Where are all the usual posting suspects?
Can they not take any joy out of a fine story predicated on one of life's great pleasures--a good dog?

A Dog's Life
RSW1944, I'll give it a shot.

A 'pet peeve' of mine are irresponsible dog owners -- especially those that treat their pets as if it were a toy that can be turned on or off at whim. So if you have no inclination for daily walks, no tolerance for dirt or smell, and no intention of cursory training, then please DO NOT bring a dog into your life. Any joy you hope to find will be lost in disapointment and frustration -- and it won't be the dog's fault.

directed at......
Are you implying that I need advice or is this directed to people who have never owned a dog?

Year of the Dog
Wolves are hardly threatened species.
14,000 years ago they decided that making friends with humans, and learning to smile (among other things) would guarantee their survival.
It worked.
There are now millions and millions of dogs carrying their Wolf DNA around in great comfort.
Once humans make friends with some species, or find it is useful, that species is guaranteed survival.

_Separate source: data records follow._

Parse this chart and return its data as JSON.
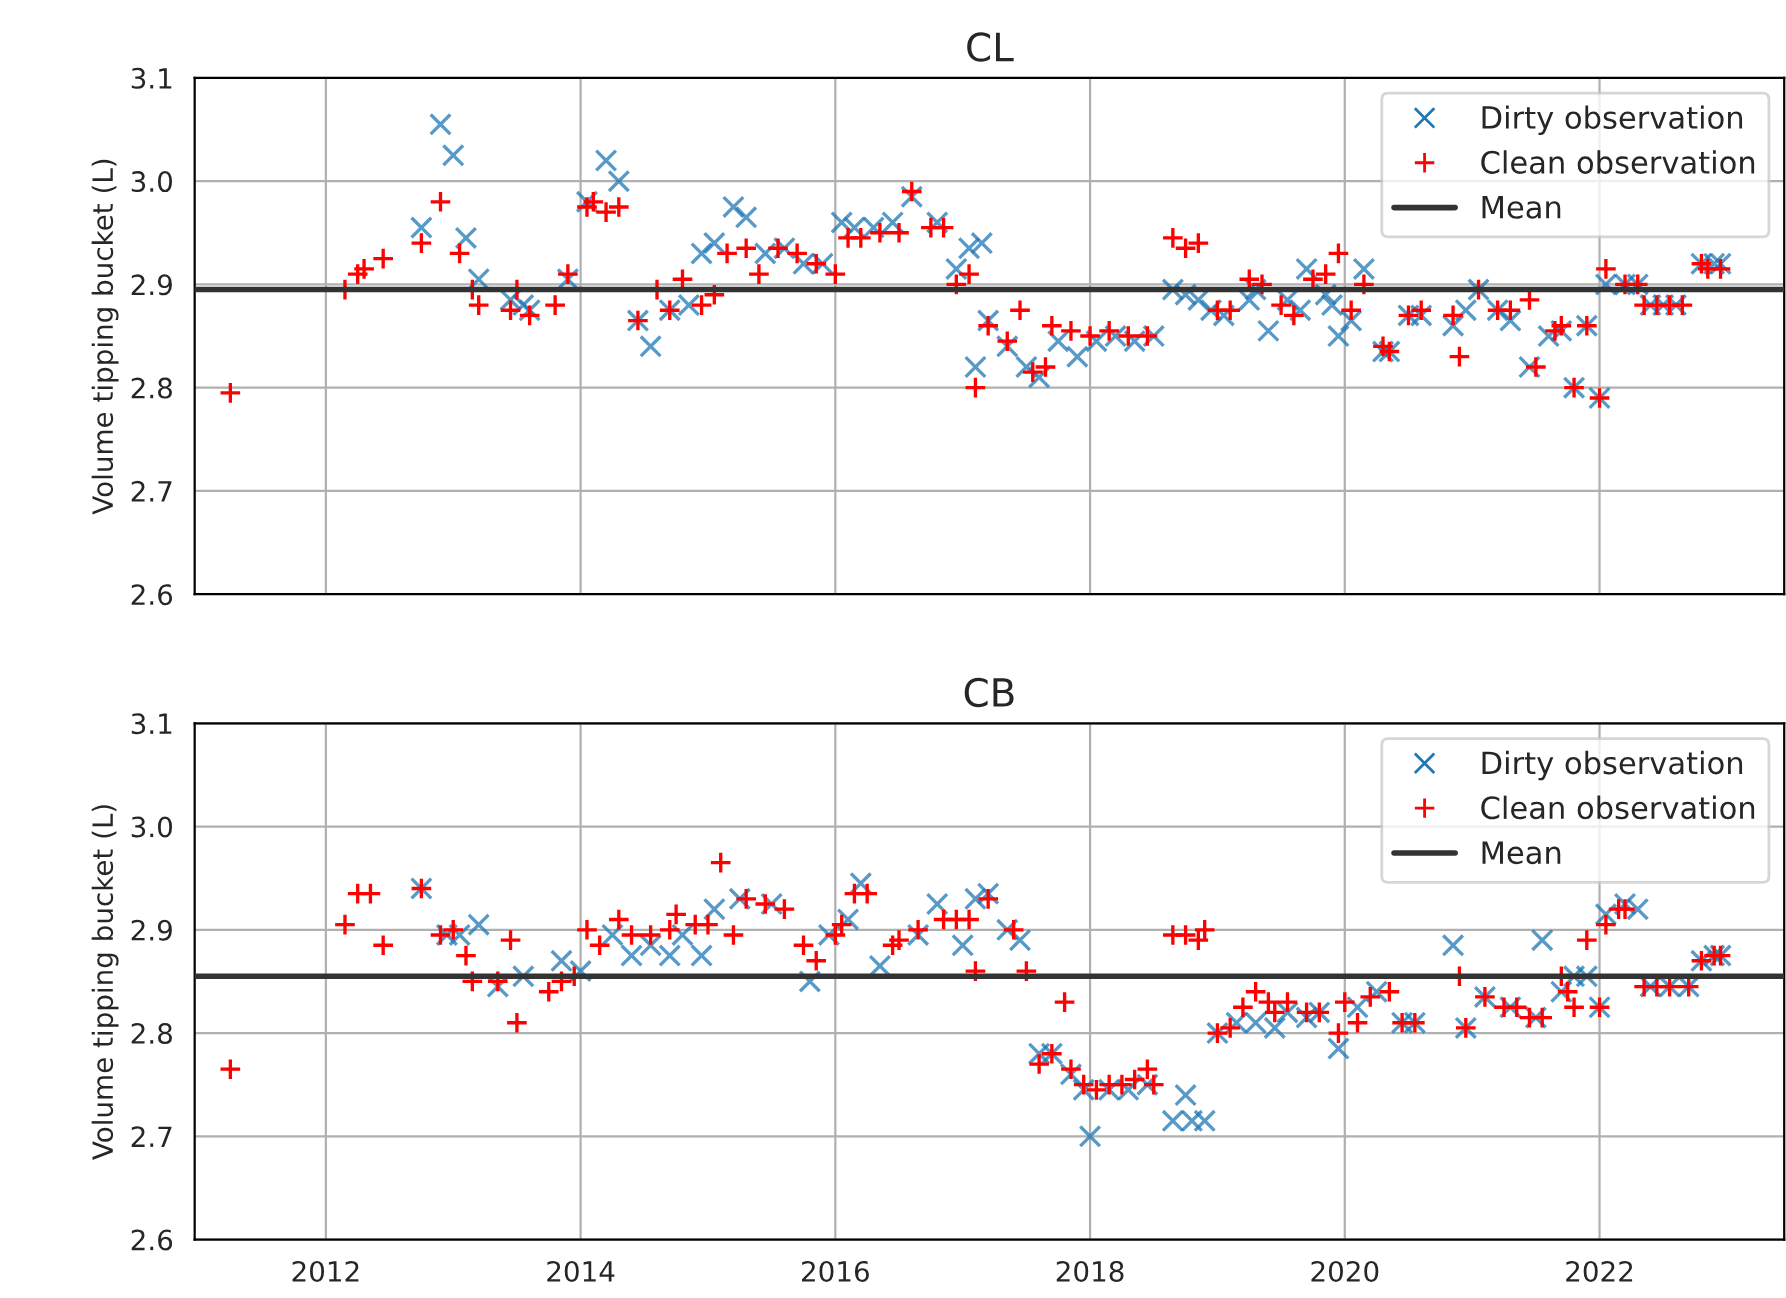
{
  "chart_data": [
    {
      "type": "scatter",
      "title": "CL",
      "ylabel": "Volume tipping bucket (L)",
      "xlim": [
        2010.97,
        2023.45
      ],
      "xticks": [
        2012,
        2014,
        2016,
        2018,
        2020,
        2022
      ],
      "ylim": [
        2.6,
        3.1
      ],
      "yticks": [
        2.6,
        2.7,
        2.8,
        2.9,
        {
          "value": 3,
          "label": "3.0"
        },
        3.1
      ],
      "grid": true,
      "legend": "top right",
      "tick_labels": "y",
      "series": [
        {
          "name": "Dirty observation",
          "color": "#1f77b4",
          "marker": "cross",
          "x": [
            2012.75,
            2012.9,
            2013.0,
            2013.1,
            2013.2,
            2013.45,
            2013.55,
            2013.6,
            2013.9,
            2014.05,
            2014.2,
            2014.3,
            2014.45,
            2014.55,
            2014.7,
            2014.85,
            2014.95,
            2015.05,
            2015.2,
            2015.3,
            2015.45,
            2015.6,
            2015.75,
            2015.9,
            2016.05,
            2016.15,
            2016.3,
            2016.45,
            2016.6,
            2016.8,
            2016.95,
            2017.05,
            2017.1,
            2017.15,
            2017.2,
            2017.35,
            2017.5,
            2017.6,
            2017.75,
            2017.9,
            2018.05,
            2018.2,
            2018.35,
            2018.5,
            2018.65,
            2018.75,
            2018.85,
            2018.95,
            2019.05,
            2019.25,
            2019.3,
            2019.4,
            2019.55,
            2019.65,
            2019.7,
            2019.85,
            2019.9,
            2019.95,
            2020.05,
            2020.15,
            2020.3,
            2020.35,
            2020.5,
            2020.6,
            2020.85,
            2020.95,
            2021.05,
            2021.2,
            2021.3,
            2021.45,
            2021.6,
            2021.7,
            2021.8,
            2021.9,
            2022.0,
            2022.05,
            2022.2,
            2022.3,
            2022.4,
            2022.5,
            2022.6,
            2022.8,
            2022.9,
            2022.95
          ],
          "values": [
            2.955,
            3.055,
            3.025,
            2.945,
            2.905,
            2.885,
            2.88,
            2.875,
            2.905,
            2.98,
            3.02,
            3.0,
            2.865,
            2.84,
            2.875,
            2.88,
            2.93,
            2.94,
            2.975,
            2.965,
            2.93,
            2.935,
            2.92,
            2.92,
            2.96,
            2.955,
            2.955,
            2.96,
            2.985,
            2.96,
            2.915,
            2.935,
            2.82,
            2.94,
            2.865,
            2.84,
            2.82,
            2.81,
            2.845,
            2.83,
            2.845,
            2.85,
            2.845,
            2.85,
            2.895,
            2.89,
            2.885,
            2.875,
            2.87,
            2.885,
            2.895,
            2.855,
            2.885,
            2.875,
            2.915,
            2.89,
            2.88,
            2.85,
            2.865,
            2.915,
            2.835,
            2.835,
            2.87,
            2.87,
            2.86,
            2.875,
            2.895,
            2.875,
            2.865,
            2.82,
            2.85,
            2.855,
            2.8,
            2.86,
            2.79,
            2.9,
            2.9,
            2.9,
            2.88,
            2.88,
            2.88,
            2.92,
            2.92,
            2.92
          ]
        },
        {
          "name": "Clean observation",
          "color": "#ff0000",
          "marker": "plus",
          "x": [
            2011.25,
            2012.15,
            2012.25,
            2012.3,
            2012.45,
            2012.75,
            2012.9,
            2013.05,
            2013.15,
            2013.2,
            2013.45,
            2013.5,
            2013.6,
            2013.8,
            2013.9,
            2014.05,
            2014.1,
            2014.2,
            2014.3,
            2014.45,
            2014.6,
            2014.7,
            2014.8,
            2014.95,
            2015.05,
            2015.15,
            2015.3,
            2015.4,
            2015.55,
            2015.7,
            2015.85,
            2016.0,
            2016.1,
            2016.2,
            2016.35,
            2016.5,
            2016.6,
            2016.75,
            2016.85,
            2016.95,
            2017.05,
            2017.1,
            2017.2,
            2017.35,
            2017.45,
            2017.55,
            2017.65,
            2017.7,
            2017.85,
            2018.0,
            2018.15,
            2018.3,
            2018.45,
            2018.65,
            2018.75,
            2018.85,
            2019.0,
            2019.1,
            2019.25,
            2019.35,
            2019.5,
            2019.6,
            2019.75,
            2019.85,
            2019.95,
            2020.05,
            2020.15,
            2020.3,
            2020.35,
            2020.5,
            2020.6,
            2020.85,
            2020.9,
            2021.05,
            2021.2,
            2021.3,
            2021.45,
            2021.5,
            2021.65,
            2021.7,
            2021.8,
            2021.9,
            2022.0,
            2022.05,
            2022.2,
            2022.3,
            2022.35,
            2022.45,
            2022.55,
            2022.65,
            2022.8,
            2022.85,
            2022.95
          ],
          "values": [
            2.795,
            2.895,
            2.91,
            2.915,
            2.925,
            2.94,
            2.98,
            2.93,
            2.895,
            2.88,
            2.875,
            2.895,
            2.87,
            2.88,
            2.91,
            2.975,
            2.98,
            2.97,
            2.975,
            2.865,
            2.895,
            2.875,
            2.905,
            2.88,
            2.89,
            2.93,
            2.935,
            2.91,
            2.935,
            2.93,
            2.92,
            2.91,
            2.945,
            2.945,
            2.95,
            2.95,
            2.99,
            2.955,
            2.955,
            2.9,
            2.91,
            2.8,
            2.86,
            2.845,
            2.875,
            2.815,
            2.82,
            2.86,
            2.855,
            2.85,
            2.855,
            2.85,
            2.85,
            2.945,
            2.935,
            2.94,
            2.875,
            2.875,
            2.905,
            2.9,
            2.88,
            2.87,
            2.905,
            2.91,
            2.93,
            2.875,
            2.9,
            2.84,
            2.835,
            2.87,
            2.875,
            2.87,
            2.83,
            2.895,
            2.875,
            2.875,
            2.885,
            2.82,
            2.855,
            2.86,
            2.8,
            2.86,
            2.79,
            2.915,
            2.9,
            2.9,
            2.88,
            2.88,
            2.88,
            2.88,
            2.92,
            2.915,
            2.915
          ]
        }
      ],
      "ref_lines": [
        {
          "axis": "y",
          "value": 2.895,
          "label": "Mean",
          "color": "#333333"
        }
      ]
    },
    {
      "type": "scatter",
      "title": "CB",
      "ylabel": "Volume tipping bucket (L)",
      "xlim": [
        2010.97,
        2023.45
      ],
      "xticks": [
        2012,
        2014,
        2016,
        2018,
        2020,
        2022
      ],
      "ylim": [
        2.6,
        3.1
      ],
      "yticks": [
        2.6,
        2.7,
        2.8,
        2.9,
        {
          "value": 3,
          "label": "3.0"
        },
        3.1
      ],
      "grid": true,
      "legend": "top right",
      "series": [
        {
          "name": "Dirty observation",
          "color": "#1f77b4",
          "marker": "cross",
          "x": [
            2012.75,
            2012.95,
            2013.05,
            2013.2,
            2013.35,
            2013.55,
            2013.85,
            2014.0,
            2014.25,
            2014.4,
            2014.55,
            2014.7,
            2014.8,
            2014.95,
            2015.05,
            2015.25,
            2015.5,
            2015.8,
            2015.95,
            2016.1,
            2016.2,
            2016.35,
            2016.65,
            2016.8,
            2017.0,
            2017.1,
            2017.2,
            2017.35,
            2017.45,
            2017.6,
            2017.7,
            2017.85,
            2017.95,
            2018.0,
            2018.15,
            2018.3,
            2018.45,
            2018.65,
            2018.75,
            2018.8,
            2018.9,
            2019.0,
            2019.15,
            2019.3,
            2019.45,
            2019.55,
            2019.7,
            2019.8,
            2019.95,
            2020.1,
            2020.25,
            2020.45,
            2020.55,
            2020.85,
            2020.95,
            2021.1,
            2021.3,
            2021.5,
            2021.55,
            2021.7,
            2021.8,
            2021.9,
            2022.0,
            2022.05,
            2022.2,
            2022.3,
            2022.4,
            2022.55,
            2022.7,
            2022.8,
            2022.9,
            2022.95
          ],
          "values": [
            2.94,
            2.895,
            2.895,
            2.905,
            2.845,
            2.855,
            2.87,
            2.86,
            2.895,
            2.875,
            2.885,
            2.875,
            2.895,
            2.875,
            2.92,
            2.93,
            2.925,
            2.85,
            2.895,
            2.91,
            2.945,
            2.865,
            2.895,
            2.925,
            2.885,
            2.93,
            2.935,
            2.9,
            2.89,
            2.78,
            2.78,
            2.76,
            2.745,
            2.7,
            2.745,
            2.745,
            2.75,
            2.715,
            2.74,
            2.715,
            2.715,
            2.8,
            2.81,
            2.81,
            2.805,
            2.82,
            2.815,
            2.82,
            2.785,
            2.825,
            2.84,
            2.81,
            2.81,
            2.885,
            2.805,
            2.835,
            2.825,
            2.815,
            2.89,
            2.84,
            2.855,
            2.855,
            2.825,
            2.915,
            2.925,
            2.92,
            2.845,
            2.845,
            2.845,
            2.87,
            2.875,
            2.875
          ]
        },
        {
          "name": "Clean observation",
          "color": "#ff0000",
          "marker": "plus",
          "x": [
            2011.25,
            2012.15,
            2012.25,
            2012.35,
            2012.45,
            2012.75,
            2012.9,
            2013.0,
            2013.1,
            2013.15,
            2013.35,
            2013.45,
            2013.5,
            2013.75,
            2013.85,
            2013.95,
            2014.05,
            2014.15,
            2014.3,
            2014.4,
            2014.55,
            2014.7,
            2014.75,
            2014.9,
            2015.0,
            2015.1,
            2015.2,
            2015.3,
            2015.45,
            2015.6,
            2015.75,
            2015.85,
            2016.0,
            2016.05,
            2016.15,
            2016.25,
            2016.45,
            2016.5,
            2016.65,
            2016.85,
            2016.95,
            2017.05,
            2017.1,
            2017.2,
            2017.4,
            2017.5,
            2017.6,
            2017.7,
            2017.8,
            2017.85,
            2017.95,
            2018.05,
            2018.15,
            2018.25,
            2018.35,
            2018.45,
            2018.5,
            2018.65,
            2018.75,
            2018.85,
            2018.9,
            2019.0,
            2019.1,
            2019.2,
            2019.3,
            2019.4,
            2019.45,
            2019.55,
            2019.7,
            2019.8,
            2019.95,
            2020.0,
            2020.1,
            2020.2,
            2020.35,
            2020.45,
            2020.55,
            2020.9,
            2020.95,
            2021.1,
            2021.25,
            2021.35,
            2021.45,
            2021.55,
            2021.7,
            2021.75,
            2021.8,
            2021.9,
            2022.0,
            2022.05,
            2022.15,
            2022.2,
            2022.35,
            2022.45,
            2022.55,
            2022.7,
            2022.8,
            2022.9,
            2022.95
          ],
          "values": [
            2.765,
            2.905,
            2.935,
            2.935,
            2.885,
            2.94,
            2.895,
            2.9,
            2.875,
            2.85,
            2.85,
            2.89,
            2.81,
            2.84,
            2.85,
            2.855,
            2.9,
            2.885,
            2.91,
            2.895,
            2.895,
            2.9,
            2.915,
            2.905,
            2.905,
            2.965,
            2.895,
            2.93,
            2.925,
            2.92,
            2.885,
            2.87,
            2.895,
            2.905,
            2.935,
            2.935,
            2.885,
            2.89,
            2.9,
            2.91,
            2.91,
            2.91,
            2.86,
            2.93,
            2.9,
            2.86,
            2.77,
            2.78,
            2.83,
            2.765,
            2.75,
            2.745,
            2.75,
            2.75,
            2.755,
            2.765,
            2.75,
            2.895,
            2.895,
            2.89,
            2.9,
            2.8,
            2.805,
            2.825,
            2.84,
            2.83,
            2.82,
            2.83,
            2.82,
            2.82,
            2.8,
            2.83,
            2.81,
            2.835,
            2.84,
            2.81,
            2.81,
            2.855,
            2.805,
            2.835,
            2.825,
            2.825,
            2.815,
            2.815,
            2.855,
            2.84,
            2.825,
            2.89,
            2.825,
            2.905,
            2.92,
            2.92,
            2.845,
            2.845,
            2.845,
            2.845,
            2.87,
            2.875,
            2.875
          ]
        }
      ],
      "ref_lines": [
        {
          "axis": "y",
          "value": 2.855,
          "label": "Mean",
          "color": "#333333"
        }
      ]
    }
  ]
}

Think applies, potatoes, marijuana, tulips and other "Objects of Desire."

Bad dog owners
You said you wanted a negative comment ... it's for people who have never owned a dog or those that do and are irresponsible owners.

In doggy heaven
In doggy heaven, all the dogs who had bad masters come back as masters

and their bad masters come back as their dogs.

***

My favorite headline from the Weekly World News is "Dog drags cruel master back inside burning building". BTW this fine newspaper is where I get all my information.